WE ARE HERE TO REALISE THE BOLDEST EVENT PROJECTS A conversation with Iwona Czarnata, Managing Director, VES. What was the biggest challenge for VES at the stage of designing and implementing the 3D video mapping for the Panattoni gala? The two-day programming of five-surface 3D mapping in high resolution (8192x8192 pixels; for comparison: the 4K resolution – perceived as high – features only 4096x2060 pixels) was a challenge that we took up intentionally knowing that we boast the right technological preparations.

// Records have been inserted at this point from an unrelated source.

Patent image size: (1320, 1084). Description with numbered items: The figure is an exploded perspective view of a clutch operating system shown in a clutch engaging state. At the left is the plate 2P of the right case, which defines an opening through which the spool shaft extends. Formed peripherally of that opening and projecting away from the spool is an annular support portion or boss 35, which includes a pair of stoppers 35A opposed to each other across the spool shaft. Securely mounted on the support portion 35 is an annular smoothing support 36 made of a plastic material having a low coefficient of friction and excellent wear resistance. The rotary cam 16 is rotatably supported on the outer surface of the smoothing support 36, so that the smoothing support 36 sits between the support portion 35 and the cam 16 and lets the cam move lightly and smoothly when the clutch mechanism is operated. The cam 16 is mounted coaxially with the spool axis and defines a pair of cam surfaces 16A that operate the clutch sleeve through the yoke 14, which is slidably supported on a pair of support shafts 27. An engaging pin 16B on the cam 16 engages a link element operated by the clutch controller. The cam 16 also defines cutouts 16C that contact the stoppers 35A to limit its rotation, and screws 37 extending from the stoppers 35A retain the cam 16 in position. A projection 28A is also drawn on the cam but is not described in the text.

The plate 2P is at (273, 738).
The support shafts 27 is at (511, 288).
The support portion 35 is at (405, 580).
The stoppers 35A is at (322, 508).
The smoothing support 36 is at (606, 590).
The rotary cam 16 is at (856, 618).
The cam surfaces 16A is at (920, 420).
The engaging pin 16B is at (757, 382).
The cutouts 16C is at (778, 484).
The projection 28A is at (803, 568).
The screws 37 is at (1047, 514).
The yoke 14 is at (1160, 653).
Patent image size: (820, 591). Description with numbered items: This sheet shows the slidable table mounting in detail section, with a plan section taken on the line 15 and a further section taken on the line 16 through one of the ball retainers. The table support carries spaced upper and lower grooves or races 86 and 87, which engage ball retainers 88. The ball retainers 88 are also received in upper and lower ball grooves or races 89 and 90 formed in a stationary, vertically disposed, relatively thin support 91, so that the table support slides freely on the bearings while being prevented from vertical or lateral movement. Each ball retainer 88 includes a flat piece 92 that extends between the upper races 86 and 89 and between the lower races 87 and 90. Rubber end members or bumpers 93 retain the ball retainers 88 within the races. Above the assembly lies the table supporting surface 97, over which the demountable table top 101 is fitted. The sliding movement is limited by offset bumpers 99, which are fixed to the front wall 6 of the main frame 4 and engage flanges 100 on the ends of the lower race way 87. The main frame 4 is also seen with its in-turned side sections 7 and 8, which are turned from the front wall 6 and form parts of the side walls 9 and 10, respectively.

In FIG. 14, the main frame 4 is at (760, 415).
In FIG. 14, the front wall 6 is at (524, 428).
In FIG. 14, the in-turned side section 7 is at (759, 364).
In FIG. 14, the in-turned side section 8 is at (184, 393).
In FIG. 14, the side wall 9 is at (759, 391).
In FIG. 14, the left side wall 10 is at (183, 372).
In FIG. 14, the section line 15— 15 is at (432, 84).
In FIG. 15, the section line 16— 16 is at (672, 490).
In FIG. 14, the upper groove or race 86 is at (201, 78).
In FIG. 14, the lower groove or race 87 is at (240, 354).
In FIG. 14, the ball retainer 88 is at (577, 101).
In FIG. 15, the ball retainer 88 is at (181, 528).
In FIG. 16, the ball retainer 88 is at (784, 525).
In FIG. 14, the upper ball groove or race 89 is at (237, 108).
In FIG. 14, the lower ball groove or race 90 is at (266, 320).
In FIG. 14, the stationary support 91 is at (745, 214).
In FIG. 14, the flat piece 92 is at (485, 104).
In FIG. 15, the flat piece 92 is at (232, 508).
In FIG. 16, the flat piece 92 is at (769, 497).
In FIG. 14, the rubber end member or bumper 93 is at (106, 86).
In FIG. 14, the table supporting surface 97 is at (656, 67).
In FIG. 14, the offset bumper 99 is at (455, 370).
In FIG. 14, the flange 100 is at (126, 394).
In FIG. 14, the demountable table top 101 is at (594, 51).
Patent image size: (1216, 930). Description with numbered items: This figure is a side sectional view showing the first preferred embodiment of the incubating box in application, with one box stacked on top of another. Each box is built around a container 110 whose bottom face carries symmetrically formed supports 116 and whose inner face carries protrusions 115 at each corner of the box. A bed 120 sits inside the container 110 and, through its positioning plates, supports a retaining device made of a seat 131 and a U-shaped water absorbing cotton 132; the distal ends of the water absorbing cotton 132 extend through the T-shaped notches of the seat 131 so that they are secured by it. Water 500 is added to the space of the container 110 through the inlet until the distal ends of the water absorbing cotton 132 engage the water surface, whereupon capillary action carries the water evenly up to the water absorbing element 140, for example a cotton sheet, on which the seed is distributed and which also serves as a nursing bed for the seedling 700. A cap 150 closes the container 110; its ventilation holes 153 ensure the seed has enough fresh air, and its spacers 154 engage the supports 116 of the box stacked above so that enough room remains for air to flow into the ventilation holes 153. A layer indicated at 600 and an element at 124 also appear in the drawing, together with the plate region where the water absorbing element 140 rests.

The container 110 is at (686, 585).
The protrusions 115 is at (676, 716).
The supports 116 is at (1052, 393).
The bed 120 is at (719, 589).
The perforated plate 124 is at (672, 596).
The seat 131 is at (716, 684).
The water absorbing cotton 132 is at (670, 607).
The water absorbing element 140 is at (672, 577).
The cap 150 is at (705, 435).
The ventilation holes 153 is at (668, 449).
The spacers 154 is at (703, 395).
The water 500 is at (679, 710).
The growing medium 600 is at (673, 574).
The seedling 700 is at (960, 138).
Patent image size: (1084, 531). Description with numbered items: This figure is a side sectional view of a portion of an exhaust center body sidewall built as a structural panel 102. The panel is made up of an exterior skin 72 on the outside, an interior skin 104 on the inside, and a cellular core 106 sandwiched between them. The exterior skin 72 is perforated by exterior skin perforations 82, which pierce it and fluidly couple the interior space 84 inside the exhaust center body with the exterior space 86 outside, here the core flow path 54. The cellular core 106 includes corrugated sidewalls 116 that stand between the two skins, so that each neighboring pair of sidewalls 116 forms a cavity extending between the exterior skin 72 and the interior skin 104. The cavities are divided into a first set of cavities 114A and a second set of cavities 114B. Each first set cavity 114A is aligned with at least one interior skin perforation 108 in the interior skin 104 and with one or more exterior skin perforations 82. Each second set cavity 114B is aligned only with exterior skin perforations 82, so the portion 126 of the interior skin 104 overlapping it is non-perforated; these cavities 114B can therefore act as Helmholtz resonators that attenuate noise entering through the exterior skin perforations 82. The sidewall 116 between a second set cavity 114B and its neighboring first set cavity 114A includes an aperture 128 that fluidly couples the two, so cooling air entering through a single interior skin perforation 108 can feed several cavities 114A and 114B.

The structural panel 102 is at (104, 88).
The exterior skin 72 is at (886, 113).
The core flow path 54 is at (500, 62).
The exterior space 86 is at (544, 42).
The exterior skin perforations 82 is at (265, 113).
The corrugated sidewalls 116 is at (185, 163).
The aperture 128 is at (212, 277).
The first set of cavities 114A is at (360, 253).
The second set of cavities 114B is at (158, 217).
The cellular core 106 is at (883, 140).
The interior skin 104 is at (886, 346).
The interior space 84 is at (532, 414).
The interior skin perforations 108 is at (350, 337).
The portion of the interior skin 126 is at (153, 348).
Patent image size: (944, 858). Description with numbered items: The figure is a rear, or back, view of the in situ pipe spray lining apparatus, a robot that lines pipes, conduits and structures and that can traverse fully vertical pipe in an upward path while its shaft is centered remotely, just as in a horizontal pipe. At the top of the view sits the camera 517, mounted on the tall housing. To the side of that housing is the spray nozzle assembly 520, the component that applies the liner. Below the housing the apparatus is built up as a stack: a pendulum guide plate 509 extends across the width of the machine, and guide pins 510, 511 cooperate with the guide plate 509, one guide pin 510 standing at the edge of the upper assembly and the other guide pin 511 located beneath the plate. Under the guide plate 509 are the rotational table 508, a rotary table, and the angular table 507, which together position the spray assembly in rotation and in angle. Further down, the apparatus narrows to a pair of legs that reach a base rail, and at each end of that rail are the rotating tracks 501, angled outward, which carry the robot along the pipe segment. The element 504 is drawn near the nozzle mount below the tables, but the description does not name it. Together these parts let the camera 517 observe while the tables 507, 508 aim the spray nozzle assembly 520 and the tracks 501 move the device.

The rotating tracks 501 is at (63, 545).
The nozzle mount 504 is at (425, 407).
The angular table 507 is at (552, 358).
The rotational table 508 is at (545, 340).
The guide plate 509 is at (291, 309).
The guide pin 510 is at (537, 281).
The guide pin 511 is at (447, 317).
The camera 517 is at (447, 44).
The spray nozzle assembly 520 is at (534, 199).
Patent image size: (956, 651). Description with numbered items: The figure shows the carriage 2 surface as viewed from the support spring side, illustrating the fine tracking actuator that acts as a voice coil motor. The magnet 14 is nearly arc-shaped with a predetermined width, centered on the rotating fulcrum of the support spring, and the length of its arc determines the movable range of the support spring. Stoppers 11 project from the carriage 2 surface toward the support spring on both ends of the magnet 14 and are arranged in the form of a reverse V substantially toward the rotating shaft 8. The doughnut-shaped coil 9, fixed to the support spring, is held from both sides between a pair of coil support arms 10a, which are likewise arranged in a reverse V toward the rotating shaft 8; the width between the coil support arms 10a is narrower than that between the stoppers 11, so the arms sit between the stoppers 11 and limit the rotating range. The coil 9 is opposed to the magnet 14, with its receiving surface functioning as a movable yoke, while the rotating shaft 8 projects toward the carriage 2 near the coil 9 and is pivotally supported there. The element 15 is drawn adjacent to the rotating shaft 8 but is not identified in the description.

Thanks to the combination of d3 media servers five programmers could work simultaneously with many high-resolution files, considerably speeding up the whole process. In addition, the application of d3 Technologies media servers made it possible to prepare the whole show solely on the basis of the venue’s project without the need to capture its masks and create a 3D map of its space. How is this projection different from others? Using 3D mapping to transform an entire venue (the Służewiec Racetrack), including all of its surfaces, into a multi-dimensional projection screen is without a doubt quite unusual and makes the Panattoni EUROPE 2016 gala exceptional. The project is innovative both from a creative and technological perspective. Such events prove that event productions with international-level concepts can happen in Poland. They are an excellent example showing how a skilful application of the latest technologies makes it possible to implement the boldest event projects in an entirely new dimension.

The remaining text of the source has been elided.